2.Plasma cell leukemia
Plasma cell leukemia is characterized by a marked increase in plasma cells in the peripheral blood and bone marrow. Most plasma cell leukemia is one of the end-stage manifestations of multiple myeloma and is characterized by a peripheral blood plasma cell count greater than 2×109/L or circulating plasma cells greater than 20%. Primary plasma cell leukemia accounts for 2-4% of patients with multiple myeloma, but secondary plasma cell leukemia is more common and is the end stage of relapsed or refractory multiple myeloma. Combination therapy containing new drugs is needed for multiple extramedullary plasmacytoma and plasma cell leukemia, and allogeneic bone marrow transplantation is performed for patients with suitable conditions.

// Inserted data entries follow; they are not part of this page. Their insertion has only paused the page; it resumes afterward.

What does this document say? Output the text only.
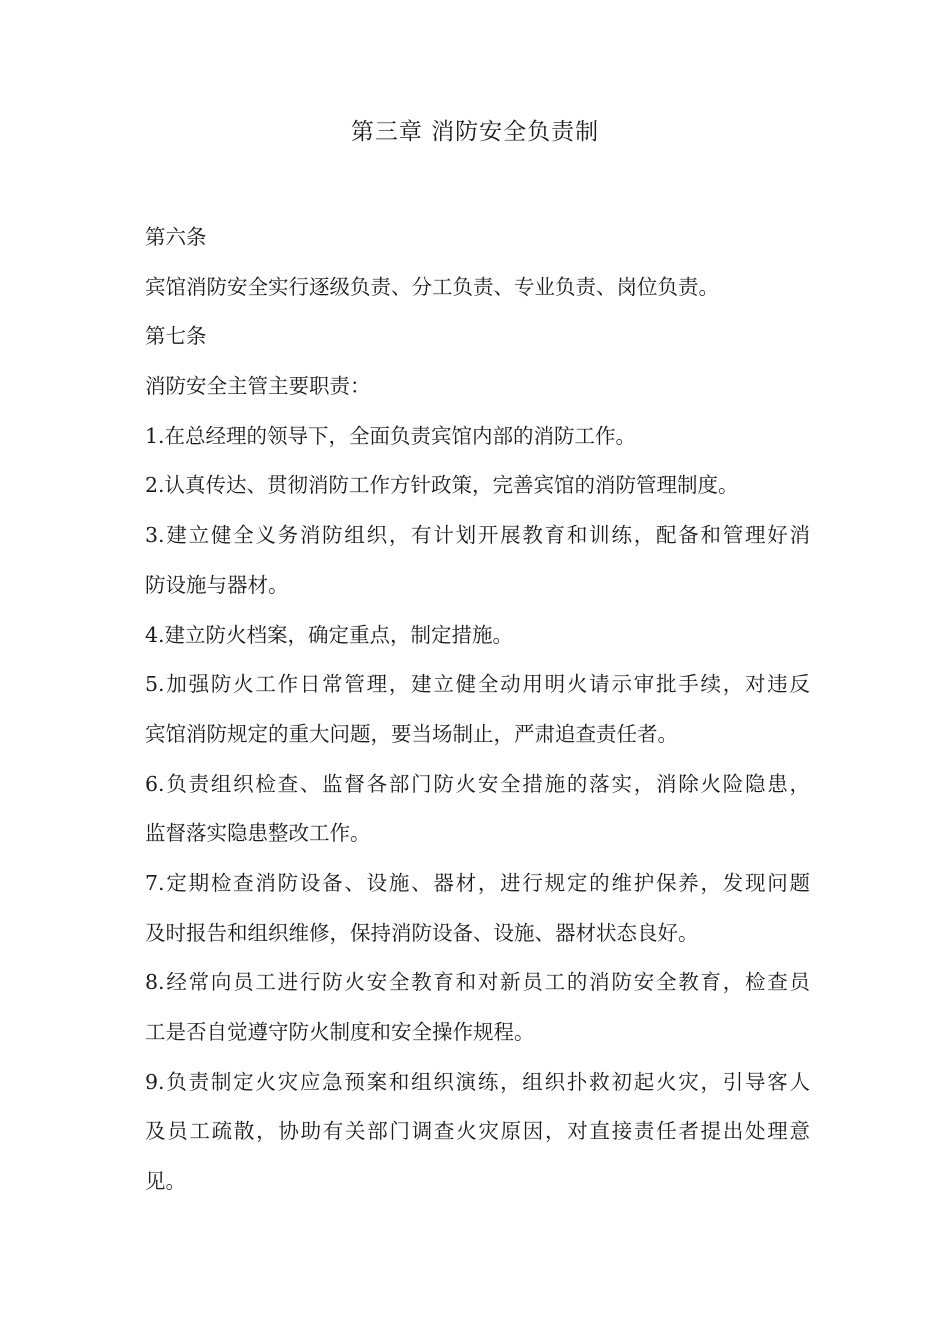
第三章 消防安全负责制

第六条

宾馆消防安全实行逐级负责、分工负责、专业负责、岗位负责。

第七条

消防安全主管主要职责：

1.在总经理的领导下，全面负责宾馆内部的消防工作。

2.认真传达、贯彻消防工作方针政策，完善宾馆的消防管理制度。

3.建立健全义务消防组织，有计划开展教育和训练，配备和管理好消

防设施与器材。

4.建立防火档案，确定重点，制定措施。

5.加强防火工作日常管理，建立健全动用明火请示审批手续，对违反

宾馆消防规定的重大问题，要当场制止，严肃追查责任者。

6.负责组织检查、监督各部门防火安全措施的落实，消除火险隐患，

监督落实隐患整改工作。

7.定期检查消防设备、设施、器材，进行规定的维护保养，发现问题

及时报告和组织维修，保持消防设备、设施、器材状态良好。

8.经常向员工进行防火安全教育和对新员工的消防安全教育，检查员

工是否自觉遵守防火制度和安全操作规程。

9.负责制定火灾应急预案和组织演练，组织扑救初起火灾，引导客人

及员工疏散，协助有关部门调查火灾原因，对直接责任者提出处理意

见。
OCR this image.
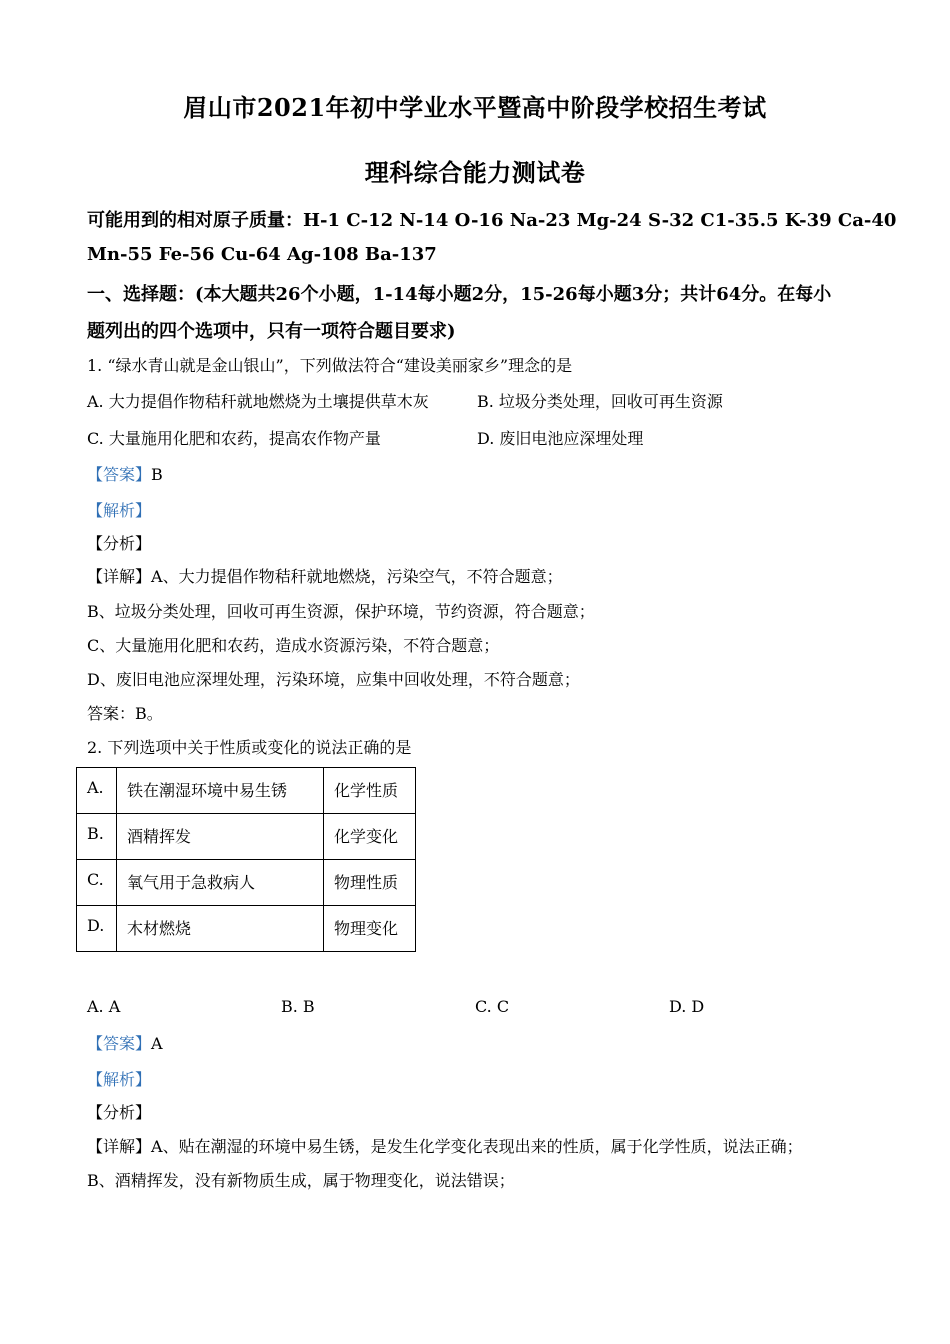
眉山市2021年初中学业水平暨高中阶段学校招生考试
理科综合能力测试卷
可能用到的相对原子质量：H-1 C-12 N-14 O-16 Na-23 Mg-24 S-32 C1-35.5 K-39 Ca-40
Mn-55 Fe-56 Cu-64 Ag-108 Ba-137
一、选择题：(本大题共26个小题，1-14每小题2分，15-26每小题3分；共计64分。在每小
题列出的四个选项中，只有一项符合题目要求)
1. “绿水青山就是金山银山”，下列做法符合“建设美丽家乡”理念的是
A. 大力提倡作物秸秆就地燃烧为土壤提供草木灰	B. 垃圾分类处理，回收可再生资源
C. 大量施用化肥和农药，提高农作物产量	D. 废旧电池应深埋处理
【答案】B
【解析】
【分析】
【详解】A、大力提倡作物秸秆就地燃烧，污染空气，不符合题意；
B、垃圾分类处理，回收可再生资源，保护环境，节约资源，符合题意；
C、大量施用化肥和农药，造成水资源污染，不符合题意；
D、废旧电池应深埋处理，污染环境，应集中回收处理，不符合题意；
答案：B。
2. 下列选项中关于性质或变化的说法正确的是
A.	铁在潮湿环境中易生锈	化学性质
B.	酒精挥发	化学变化
C.	氧气用于急救病人	物理性质
D.	木材燃烧	物理变化
A. A	B. B	C. C	D. D
【答案】A
【解析】
【分析】
【详解】A、贴在潮湿的环境中易生锈，是发生化学变化表现出来的性质，属于化学性质，说法正确；
B、酒精挥发，没有新物质生成，属于物理变化，说法错误；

3. Hyperviscosity syndrome
Hyperviscosity syndrome refers to a series of clinical symptoms specific to the increase in hemodynamic resistance caused by a significant increase in blood viscosity, including visual impairment due to venous extension, restrictive stenosis, hemorrhage and exudation in the fundus, dizziness, blurred vision, deafness, numbness in the hands and feet, and impaired consciousness. The incidence of hyperviscosity syndrome is about 2-6% in patients with multiple myeloma, but occurs in 10-20% of patients with Waldenstrom’s macroglobulinemia. Plasma exchange combined with antimyeloma therapy is the optimal treatment for hyperviscosity syndrome. IgM-type myeloma is very rare, but its high incidence of hyperviscosity and peripheral neuropathy limits the use of neurotoxic drugs such as thalidomide and bortezomib.
4. AL-type amyloidosis
Amyloid is a fibrin-like substance that can be deposited in different tissues and can be detected by Congo red staining. The average age of diagnosis of systemic AL amyloidosis is 65 years, and the clinical presentation varies greatly depending on the main organ involved. Patients with myeloma-associated AL amyloidosis have a worse prognosis. Marfan and prednisone have been the main therapeutic agents, but the results have been unsatisfactory. Stem cell transplantation has been beneficial in such patients, but this treatment is not indicated in patients with extensive cardiac or multi-organ involvement. New drugs have now been shown to have good efficacy in myeloma and primary AL amyloidosis, which raises hope for the treatment of myeloma-associated AL amyloidosis.
In conclusion, anti-myeloma therapy alone is often not enough, and supportive therapy has an important role in the treatment of myeloma. Optimized supportive care can reduce the occurrence of myeloma-related complications, improve the quality of patient survival, and create conditions for anti-myeloma therapy.